Met een zwarte sporttas gaat [medeverdachte07] bij [afkorting firma01] naar binnen en na een half uur komt hij weer naar buiten. ’s Nachts rijdt hij dezelfde route weer terug: via Tsjechië en Duitsland naar Nederland.
Terug in Nederland wordt [medeverdachte07] in zijn gehuurde auto aangehouden en worden twaalf vuurwapens in de auto aangetroffen. Alle wapens waren qua samenstelling, merk, model en kaliber gelijk, het zijn Grand Power P1f, 6mm flobert wapens.

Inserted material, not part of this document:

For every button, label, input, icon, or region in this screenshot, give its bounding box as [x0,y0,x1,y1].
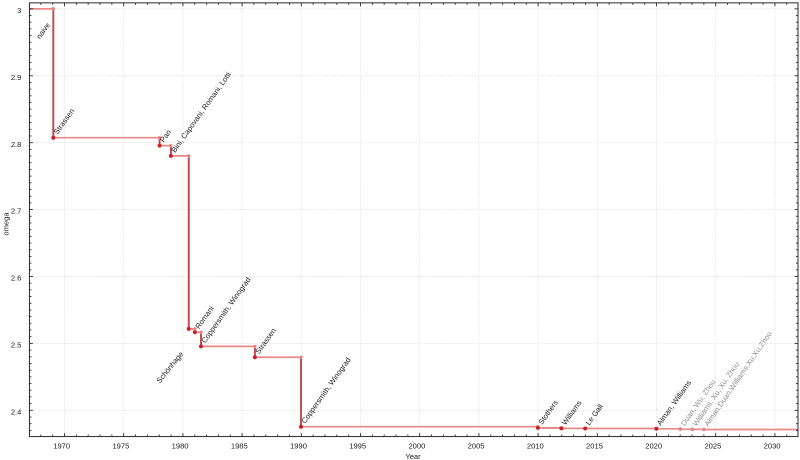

Voor en na de aankoop heeft [medeverdachte07] contact met de verdachte. In de ochtend van 24 januari 2019 laat de verdachte via whatsapp aan [medeverdachte07] weten dat hij hem zo oppikt en dat [medeverdachte07] zijn rijbewijs moet meenemen. Vervolgens rijden zij samen naar twee autoverhuurbedrijven. Bij het tweede bedrijf pikt [medeverdachte07] de huurauto op waarmee hij uiteindelijk naar Slowakije is gereden. Tijdens de observatie is ook gezien dat de verdachte naar een ABN Amro filiaal in Den Bosch rijdt. Op dat moment wordt er een bedrag van 520 euro op de bankrekening van [medeverdachte07] gestort. De kosten voor de huur van de auto komen overeen met het gestorte bedrag en zijn vanaf de rekening van [medeverdachte07] betaald.
Nog net voordat [medeverdachte07] wordt aangehouden, appt hij naar de verdachte dat hij rond 14.00 uur bij hem zal zijn. Gelet op het tijdstip van aanhouding (13.35 uur) was dat inderdaad ongeveer het tijdstip waarop [medeverdachte07] bij de verdachte zou zijn aangekomen. Als [medeverdachte07] zich rond dat tijdstip niet bij de verdachte meldt, stuurt de verdachte berichtjes naar [medeverdachte07] waaruit blijkt dat hij zich zorgen begint te maken. Even later deelt de verdachte zijn zorgen ook met [medeverdachte01] : het is niet pluis, want hij had er om twee uur moeten zijn, maar is er nog niet. De verdachte maakt zich zorgen om ‘die dingen’.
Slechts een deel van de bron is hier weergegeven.